Whenever I consider the origin of this war and the necessities of our position, I have a sure confidence that this day, and this union of yours, will be the beginning of freedom to the whole of Britain. To all of us slavery is a thing unknown; there are no lands beyond us, and even the sea is not safe, menaced as we are by a Roman fleet. And thus in war and battle, in which the brave find glory, even the coward will find safety. Former contests, in which, with varying fortune, the Romans were resisted, still left in us a last hope of succour, inasmuch as being the most renowned nation of Britain, dwelling in the very heart of the country, and out of sight of the shores of the conquered, we could keep even our eyes unpolluted by the contagion of slavery. To us who dwell on the uttermost confines of the earth and of freedom, this remote sanctuary of Britain's glory has up to this time been a defence.
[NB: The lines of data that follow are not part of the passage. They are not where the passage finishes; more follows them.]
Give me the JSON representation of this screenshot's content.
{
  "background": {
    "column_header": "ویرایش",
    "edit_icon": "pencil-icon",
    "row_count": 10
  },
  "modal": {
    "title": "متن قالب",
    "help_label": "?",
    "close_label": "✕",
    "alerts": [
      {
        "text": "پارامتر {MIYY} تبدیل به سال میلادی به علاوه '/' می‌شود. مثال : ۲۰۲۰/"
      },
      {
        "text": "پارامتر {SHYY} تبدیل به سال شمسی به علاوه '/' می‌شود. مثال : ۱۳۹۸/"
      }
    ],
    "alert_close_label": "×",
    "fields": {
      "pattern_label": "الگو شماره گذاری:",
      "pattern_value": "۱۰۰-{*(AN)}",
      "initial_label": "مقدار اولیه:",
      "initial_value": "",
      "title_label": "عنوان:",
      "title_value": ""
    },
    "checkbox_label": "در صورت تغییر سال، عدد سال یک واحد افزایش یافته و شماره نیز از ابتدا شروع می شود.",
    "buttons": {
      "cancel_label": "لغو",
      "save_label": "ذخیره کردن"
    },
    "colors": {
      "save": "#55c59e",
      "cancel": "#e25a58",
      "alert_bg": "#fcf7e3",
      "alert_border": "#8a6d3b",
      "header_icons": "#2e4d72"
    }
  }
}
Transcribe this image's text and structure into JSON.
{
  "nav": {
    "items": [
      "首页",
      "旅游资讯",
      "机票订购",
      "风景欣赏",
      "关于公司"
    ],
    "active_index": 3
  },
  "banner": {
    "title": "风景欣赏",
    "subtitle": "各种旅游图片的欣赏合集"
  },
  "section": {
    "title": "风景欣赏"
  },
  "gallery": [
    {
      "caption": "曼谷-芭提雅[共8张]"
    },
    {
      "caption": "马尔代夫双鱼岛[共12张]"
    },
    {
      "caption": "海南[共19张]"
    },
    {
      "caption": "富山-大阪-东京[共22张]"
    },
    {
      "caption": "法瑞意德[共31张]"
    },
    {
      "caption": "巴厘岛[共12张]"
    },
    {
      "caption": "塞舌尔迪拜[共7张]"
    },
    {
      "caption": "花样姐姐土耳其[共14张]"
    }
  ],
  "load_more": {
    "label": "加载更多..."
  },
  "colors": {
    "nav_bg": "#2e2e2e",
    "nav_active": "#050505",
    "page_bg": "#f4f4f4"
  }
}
Now, however, the furthest limits of Britain are thrown open, and the unknown always passes for the marvellous. But there are no tribes beyond us, nothing indeed but waves and rocks, and the yet more terrible Romans, from whose oppression escape is vainly sought by obedience and submission. Robbers of the world, having by their universal plunder exhausted the land, they rifle the deep. If the enemy be rich, they are rapacious; if he be poor, they lust for dominion; neither the east nor the west has been able to satisfy them. Alone among men they covet with equal eagerness poverty and riches. To robbery, slaughter, plunder, they give the lying name of empire; they make a solitude and call it peace.

Calgacus is not mentioned during or after the battle, and he is not named as one of the hostages Agricola took with him after putting the Caledonians to flight. Both Calgacus and the speech may be figments of Tacitus's invention.

His speech is often quoted as "they make a desert and call it peace".